Shiba Inu(SHIB)は、4日連続の取引所純流出の後に純流入へ転じた。ただ、価格の反発は限られており、相場はなお下落基調から脱し切れていない。

ブロックチェーンメディアのU.Todayによると、SHIBは11日(現地時間)、直近の日次ベースで約179億枚の純流入を記録した。

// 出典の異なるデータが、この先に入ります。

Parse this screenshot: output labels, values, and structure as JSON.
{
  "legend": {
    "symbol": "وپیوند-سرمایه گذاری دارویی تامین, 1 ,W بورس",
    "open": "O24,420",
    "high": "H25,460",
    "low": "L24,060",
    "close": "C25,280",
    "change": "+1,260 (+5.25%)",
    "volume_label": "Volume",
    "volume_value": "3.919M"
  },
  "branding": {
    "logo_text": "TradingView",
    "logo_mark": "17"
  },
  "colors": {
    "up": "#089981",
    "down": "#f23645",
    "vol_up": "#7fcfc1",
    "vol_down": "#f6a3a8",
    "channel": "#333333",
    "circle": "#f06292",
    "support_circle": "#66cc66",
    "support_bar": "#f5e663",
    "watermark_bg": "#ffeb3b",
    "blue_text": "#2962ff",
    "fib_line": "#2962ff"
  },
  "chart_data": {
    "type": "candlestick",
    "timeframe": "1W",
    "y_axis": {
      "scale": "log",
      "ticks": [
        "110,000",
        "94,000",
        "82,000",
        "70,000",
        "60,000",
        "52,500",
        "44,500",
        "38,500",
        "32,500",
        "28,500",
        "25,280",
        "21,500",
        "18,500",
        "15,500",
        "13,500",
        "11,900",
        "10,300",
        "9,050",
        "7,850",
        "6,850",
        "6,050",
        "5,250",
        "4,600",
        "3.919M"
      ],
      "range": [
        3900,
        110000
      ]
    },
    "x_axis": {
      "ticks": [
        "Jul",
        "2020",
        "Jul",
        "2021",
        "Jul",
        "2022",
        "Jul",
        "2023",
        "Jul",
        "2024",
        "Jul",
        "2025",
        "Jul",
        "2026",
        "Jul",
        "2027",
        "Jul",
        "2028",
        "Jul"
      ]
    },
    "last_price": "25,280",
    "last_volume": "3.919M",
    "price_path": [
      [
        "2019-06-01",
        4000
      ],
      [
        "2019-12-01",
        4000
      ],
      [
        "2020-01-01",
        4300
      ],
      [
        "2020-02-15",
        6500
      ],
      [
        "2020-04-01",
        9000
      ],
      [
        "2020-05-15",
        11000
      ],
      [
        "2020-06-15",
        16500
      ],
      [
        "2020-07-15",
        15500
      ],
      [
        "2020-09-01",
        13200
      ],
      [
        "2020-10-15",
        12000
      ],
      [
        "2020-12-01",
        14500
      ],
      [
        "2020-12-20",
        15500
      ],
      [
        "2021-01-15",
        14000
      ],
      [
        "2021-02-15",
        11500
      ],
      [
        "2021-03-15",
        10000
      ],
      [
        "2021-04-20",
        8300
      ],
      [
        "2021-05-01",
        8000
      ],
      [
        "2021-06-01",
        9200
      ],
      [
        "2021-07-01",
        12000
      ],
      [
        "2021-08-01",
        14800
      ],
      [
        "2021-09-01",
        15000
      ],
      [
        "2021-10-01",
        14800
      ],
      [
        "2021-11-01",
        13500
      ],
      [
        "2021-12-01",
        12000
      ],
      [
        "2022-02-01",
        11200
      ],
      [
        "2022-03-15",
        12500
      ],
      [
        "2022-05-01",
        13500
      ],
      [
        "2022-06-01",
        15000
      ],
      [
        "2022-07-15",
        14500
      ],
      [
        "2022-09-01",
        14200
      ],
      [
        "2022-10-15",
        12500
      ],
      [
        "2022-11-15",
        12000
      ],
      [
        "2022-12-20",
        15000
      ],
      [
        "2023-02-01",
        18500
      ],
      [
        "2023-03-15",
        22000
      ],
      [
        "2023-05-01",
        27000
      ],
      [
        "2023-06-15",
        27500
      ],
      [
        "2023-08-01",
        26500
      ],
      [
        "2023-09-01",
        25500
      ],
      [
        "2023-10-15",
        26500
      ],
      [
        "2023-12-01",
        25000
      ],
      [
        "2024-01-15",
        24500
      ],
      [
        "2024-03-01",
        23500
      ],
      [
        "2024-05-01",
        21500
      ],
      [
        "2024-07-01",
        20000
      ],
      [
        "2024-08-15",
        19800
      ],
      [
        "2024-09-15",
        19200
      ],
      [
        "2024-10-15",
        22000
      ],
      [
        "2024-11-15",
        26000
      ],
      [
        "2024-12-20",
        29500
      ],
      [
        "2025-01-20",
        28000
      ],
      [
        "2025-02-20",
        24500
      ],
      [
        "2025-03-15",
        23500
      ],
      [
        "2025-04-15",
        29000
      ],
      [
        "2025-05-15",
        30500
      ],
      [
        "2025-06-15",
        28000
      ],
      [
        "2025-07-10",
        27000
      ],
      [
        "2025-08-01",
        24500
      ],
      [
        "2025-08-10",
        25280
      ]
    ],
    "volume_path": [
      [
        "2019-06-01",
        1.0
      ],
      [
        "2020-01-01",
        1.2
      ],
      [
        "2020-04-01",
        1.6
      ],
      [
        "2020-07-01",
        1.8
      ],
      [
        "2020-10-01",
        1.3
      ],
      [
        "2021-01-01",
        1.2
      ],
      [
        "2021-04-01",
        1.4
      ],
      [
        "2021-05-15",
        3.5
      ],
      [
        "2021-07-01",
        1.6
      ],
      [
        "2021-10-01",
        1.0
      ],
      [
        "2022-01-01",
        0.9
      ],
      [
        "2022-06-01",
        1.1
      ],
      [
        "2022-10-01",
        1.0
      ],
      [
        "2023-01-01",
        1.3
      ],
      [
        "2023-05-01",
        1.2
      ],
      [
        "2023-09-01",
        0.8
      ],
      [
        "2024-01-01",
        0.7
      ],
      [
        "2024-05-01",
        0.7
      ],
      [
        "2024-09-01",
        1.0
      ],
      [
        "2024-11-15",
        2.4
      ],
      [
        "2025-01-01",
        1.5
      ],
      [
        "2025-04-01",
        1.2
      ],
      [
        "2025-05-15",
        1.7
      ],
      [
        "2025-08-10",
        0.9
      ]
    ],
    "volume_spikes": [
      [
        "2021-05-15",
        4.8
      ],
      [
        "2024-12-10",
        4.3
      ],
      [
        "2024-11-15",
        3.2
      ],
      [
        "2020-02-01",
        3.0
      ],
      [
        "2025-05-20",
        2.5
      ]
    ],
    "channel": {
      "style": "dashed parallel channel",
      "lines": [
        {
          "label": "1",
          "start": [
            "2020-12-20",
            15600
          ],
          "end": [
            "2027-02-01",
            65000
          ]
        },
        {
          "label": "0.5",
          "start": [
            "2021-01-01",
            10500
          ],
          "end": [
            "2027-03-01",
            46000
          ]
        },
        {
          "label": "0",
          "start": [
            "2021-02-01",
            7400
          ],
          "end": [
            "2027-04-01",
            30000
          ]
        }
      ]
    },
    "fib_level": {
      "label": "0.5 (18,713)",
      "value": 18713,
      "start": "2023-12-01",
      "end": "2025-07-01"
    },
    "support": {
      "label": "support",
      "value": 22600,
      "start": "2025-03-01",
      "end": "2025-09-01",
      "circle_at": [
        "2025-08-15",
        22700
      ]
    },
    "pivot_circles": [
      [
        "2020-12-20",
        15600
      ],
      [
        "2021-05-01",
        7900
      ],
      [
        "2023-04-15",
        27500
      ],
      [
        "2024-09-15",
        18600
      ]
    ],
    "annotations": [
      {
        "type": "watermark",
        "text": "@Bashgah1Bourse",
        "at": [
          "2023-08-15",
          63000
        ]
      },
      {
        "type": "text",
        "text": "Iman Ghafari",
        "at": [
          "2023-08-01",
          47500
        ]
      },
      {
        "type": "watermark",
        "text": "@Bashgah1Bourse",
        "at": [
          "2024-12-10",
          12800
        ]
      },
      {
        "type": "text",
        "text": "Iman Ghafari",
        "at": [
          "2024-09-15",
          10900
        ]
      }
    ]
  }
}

一般に、取引所からの純流出は短期的な取引所への売り圧力の後退を示すシグナルと受け止められる。実際、SHIBでは複数日にわたって取引所外への流出が続き、ある日には3000億枚超が取引プラットフォームから流出した。だが、今回の純流入転換を受けても、市場の反応は限定的だった。

価格面では慎重な見方が続く。SHIBは主要移動平均線を下回って推移しており、全体のトレンドも下向きのままだ。3月から5月にかけて相場を支えていた上昇チャネルが崩れた後は市場構造が大きく変化し、その後の戻り局面でも売り圧力の強さが意識されている。

直近の値動きも同様だ。SHIBは0.0000045ドル(約0.000675円)近辺まで急落した後、いったん下げ止まって小幅に持ち直した。ただ、取引所フローの改善が確認された後も上昇の勢いは乏しい。50日移動平均線と100日移動平均線が引き続き上値抵抗として意識され、価格は直近安値圏から大きく水準を切り上げられていない。

オンチェーンデータと価格の動きに乖離がみられる点も注目される。取引所流出が積み上がる過程では、蓄積を示唆するシグナルもみられたが、市場参加者はそれを積極的な買いにはつなげていないという。

テクニカル指標も、なお強気転換を裏付けていない。相対力指数(RSI)は過売り圏からやや持ち直したものの、全体としては弱い状態が続いている。急落後には出来高も減少しており、価格下落局面でも買い手の積極的な参入が限定的であることを示すシグナルとされる。

もっとも、SHIB保有者にとっては、取引所流出そのものが引き続き蓄積シグナルとして解釈できる点が前向きな材料となる。ただ、チャート上ではそうした動きがまだ明確には確認できていない。U.Todayは、SHIBがオンチェーン指標の改善とテクニカル面の弱気構造の間で、方向感を探る展開にあると伝えた。